PLoS Comput Biol. 2006 Jul 21;2(7):e92. doi: 10.1371/journal.pcbi.0020092. Epub 2006 Jun 5.
For more than a century, microbiologists have sought to determine the species richness of bacteria in soil, but the extreme complexity and unknown structure of soil microbial communities have obscured the answer. We developed a statistical model that makes the problem of estimating richness statistically accessible by evaluating the characteristics of samples drawn from simulated communities with parametric community distributions. We identified simulated communities with rank-abundance distributions that followed a truncated lognormal distribution whose samples resembled the structure of 16S rRNA gene sequence collections made using Alaskan and Minnesotan soils. The simulated communities constructed based on the distribution of 16S rRNA gene sequences sampled from the Alaskan and Minnesotan soils had a richness of 5,000 and 2,000 operational taxonomic units (OTUs), respectively, where an OTU represents a collection of sequences not more than 3% distant from each other. To sample each of these OTUs in the Alaskan 16S rRNA gene library at least twice, 480,000 sequences would be required; however, to estimate the richness of the simulated communities using nonparametric richness estimators would require only 18,000 sequences. Quantifying the richness of complex environments such as soil is an important step in building an ecological framework. We have shown that generating sufficient sequence data to do so requires less sequencing effort than completely sequencing a bacterial genome.
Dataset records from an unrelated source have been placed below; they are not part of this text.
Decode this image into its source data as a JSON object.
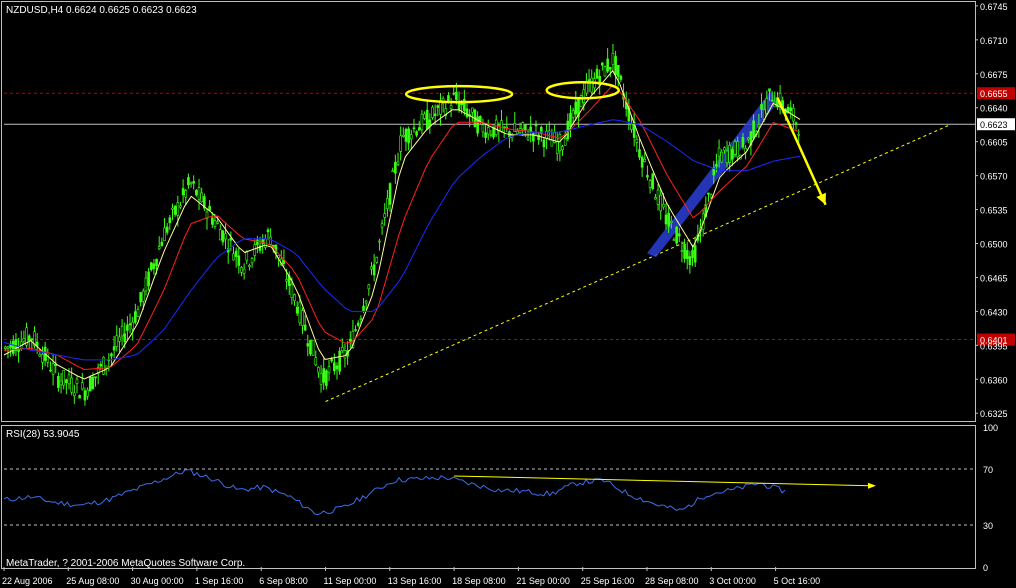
{
  "header": {
    "symbol_line": "NZDUSD,H4  0.6624 0.6625 0.6623 0.6623"
  },
  "rsi_panel": {
    "label": "RSI(28) 53.9045"
  },
  "footer": {
    "copyright": "MetaTrader, ? 2001-2006 MetaQuotes Software Corp."
  },
  "colors": {
    "background": "#000000",
    "candles": "#39ff14",
    "frame": "#c0c0c0",
    "ma_fast": "#ffff99",
    "ma_mid": "#ff2020",
    "ma_slow": "#1a2bff",
    "rsi_line": "#3a6eea",
    "annotation": "#ffff00",
    "level_line": "#c00000",
    "current_price_box": "#c0c0c0",
    "trend_highlight": "#2a3fd6"
  },
  "chart_data": [
    {
      "type": "candlestick",
      "title": "NZDUSD,H4",
      "ohlc_text": "0.6624 0.6625 0.6623 0.6623",
      "x_tick_labels": [
        "22 Aug 2006",
        "25 Aug 08:00",
        "30 Aug 00:00",
        "1 Sep 16:00",
        "6 Sep 08:00",
        "11 Sep 00:00",
        "13 Sep 16:00",
        "18 Sep 08:00",
        "21 Sep 00:00",
        "25 Sep 16:00",
        "28 Sep 08:00",
        "3 Oct 00:00",
        "5 Oct 16:00"
      ],
      "y_tick_labels": [
        "0.6745",
        "0.6710",
        "0.6675",
        "0.6640",
        "0.6605",
        "0.6570",
        "0.6535",
        "0.6500",
        "0.6465",
        "0.6430",
        "0.6395",
        "0.6360",
        "0.6325"
      ],
      "ylim": [
        0.6318,
        0.6748
      ],
      "close_path": {
        "x": [
          "22 Aug 2006",
          "23 Aug",
          "24 Aug",
          "25 Aug 08:00",
          "28 Aug",
          "30 Aug 00:00",
          "31 Aug",
          "1 Sep 16:00",
          "4 Sep",
          "6 Sep 08:00",
          "7 Sep",
          "8 Sep",
          "11 Sep 00:00",
          "12 Sep",
          "13 Sep 16:00",
          "14 Sep",
          "15 Sep",
          "18 Sep 08:00",
          "19 Sep",
          "20 Sep",
          "21 Sep 00:00",
          "22 Sep",
          "25 Sep 16:00",
          "26 Sep",
          "27 Sep",
          "28 Sep 08:00",
          "29 Sep",
          "2 Oct",
          "3 Oct 00:00",
          "4 Oct",
          "5 Oct 16:00"
        ],
        "y": [
          0.6392,
          0.6405,
          0.6362,
          0.6348,
          0.6385,
          0.643,
          0.651,
          0.6562,
          0.652,
          0.6478,
          0.651,
          0.644,
          0.636,
          0.639,
          0.648,
          0.661,
          0.6628,
          0.665,
          0.662,
          0.6615,
          0.6615,
          0.6602,
          0.666,
          0.669,
          0.6595,
          0.6525,
          0.6482,
          0.659,
          0.66,
          0.6655,
          0.6623
        ]
      },
      "moving_averages": [
        {
          "color": "#ffff99",
          "y": [
            0.6385,
            0.64,
            0.6375,
            0.636,
            0.6372,
            0.6415,
            0.649,
            0.655,
            0.6528,
            0.649,
            0.65,
            0.6455,
            0.638,
            0.6385,
            0.6455,
            0.6585,
            0.662,
            0.664,
            0.6625,
            0.6612,
            0.6612,
            0.6604,
            0.6648,
            0.668,
            0.6605,
            0.654,
            0.6495,
            0.657,
            0.6595,
            0.6645,
            0.6628
          ]
        },
        {
          "color": "#ff2020",
          "y": [
            0.639,
            0.6392,
            0.6385,
            0.637,
            0.6372,
            0.6395,
            0.645,
            0.652,
            0.653,
            0.6505,
            0.65,
            0.647,
            0.641,
            0.6395,
            0.6425,
            0.652,
            0.6585,
            0.6625,
            0.6625,
            0.6618,
            0.6615,
            0.6608,
            0.6635,
            0.6665,
            0.6625,
            0.657,
            0.6525,
            0.6555,
            0.658,
            0.6625,
            0.6615
          ]
        },
        {
          "color": "#1a2bff",
          "y": [
            0.6398,
            0.639,
            0.6385,
            0.638,
            0.638,
            0.6385,
            0.641,
            0.645,
            0.6485,
            0.6505,
            0.6505,
            0.649,
            0.6455,
            0.643,
            0.643,
            0.6465,
            0.652,
            0.6565,
            0.659,
            0.661,
            0.6615,
            0.6615,
            0.6622,
            0.6628,
            0.6622,
            0.6605,
            0.6585,
            0.6575,
            0.6575,
            0.6585,
            0.659
          ]
        }
      ],
      "horizontal_levels": [
        {
          "value": 0.6655,
          "label": "0.6655",
          "style": "dashed",
          "color": "#c00000"
        },
        {
          "value": 0.6623,
          "label": "0.6623",
          "style": "solid",
          "color": "#c0c0c0",
          "current_price": true
        },
        {
          "value": 0.6401,
          "label": "0.6401",
          "style": "dashed",
          "color": "#c00000"
        }
      ],
      "trendline": {
        "from": [
          "11 Sep 00:00",
          0.6337
        ],
        "to": [
          "5 Oct 16:00+",
          0.66
        ],
        "style": "dashed",
        "color": "#ffff00"
      },
      "annotations": [
        {
          "kind": "ellipse",
          "at": [
            "18 Sep 08:00",
            0.6654
          ],
          "color": "#ffff00"
        },
        {
          "kind": "ellipse",
          "at": [
            "25 Sep 16:00",
            0.6658
          ],
          "color": "#ffff00"
        },
        {
          "kind": "arrow",
          "from": [
            "5 Oct 16:00",
            0.665
          ],
          "to": [
            "5 Oct 16:00+",
            0.654
          ],
          "color": "#ffff00"
        },
        {
          "kind": "channel_highlight",
          "from": [
            "28 Sep 08:00",
            0.649
          ],
          "to": [
            "5 Oct 16:00",
            0.6655
          ],
          "color": "#2a3fd6"
        }
      ]
    },
    {
      "type": "line",
      "title": "RSI(28) 53.9045",
      "y_tick_labels": [
        "100",
        "70",
        "30",
        "0"
      ],
      "ylim": [
        0,
        100
      ],
      "levels": [
        70,
        30
      ],
      "rsi": [
        48,
        50,
        46,
        44,
        48,
        55,
        62,
        69,
        63,
        55,
        57,
        50,
        38,
        42,
        52,
        62,
        63,
        64,
        59,
        55,
        54,
        52,
        60,
        62,
        52,
        45,
        40,
        52,
        55,
        60,
        54
      ],
      "divergence_line": {
        "from": [
          "18 Sep 08:00",
          65
        ],
        "to": [
          "5 Oct 16:00+",
          58
        ],
        "color": "#ffff00"
      }
    }
  ]
}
一个多世纪以来,微生物学家一直试图确定土壤中细菌的物种丰富度,但土壤微生物群落的极端复杂性和未知结构掩盖了答案。我们开发了一种统计模型,通过评估从具有参数化群落分布的模拟群落中抽取的样本特征,使估计丰富度的问题在统计上变得可行。我们确定了具有秩-丰度分布的模拟群落,其遵循截断对数正态分布,其样本类似于使用阿拉斯加和明尼苏达土壤制作的16S rRNA基因序列集合的结构。基于从阿拉斯加和明尼苏达土壤中采样的16S rRNA基因序列分布构建的模拟群落,其丰富度分别为5000个和2000个操作分类单元(OTU),其中一个OTU代表彼此距离不超过3%的序列集合。要在阿拉斯加16S rRNA基因文库中对每个这些OTU至少采样两次,需要480000个序列;然而,使用非参数丰富度估计器来估计模拟群落的丰富度仅需要18000个序列。量化土壤等复杂环境的丰富度是构建生态框架的重要一步。我们已经表明,为此生成足够的序列数据所需的测序工作量比完全测序一个细菌基因组要少。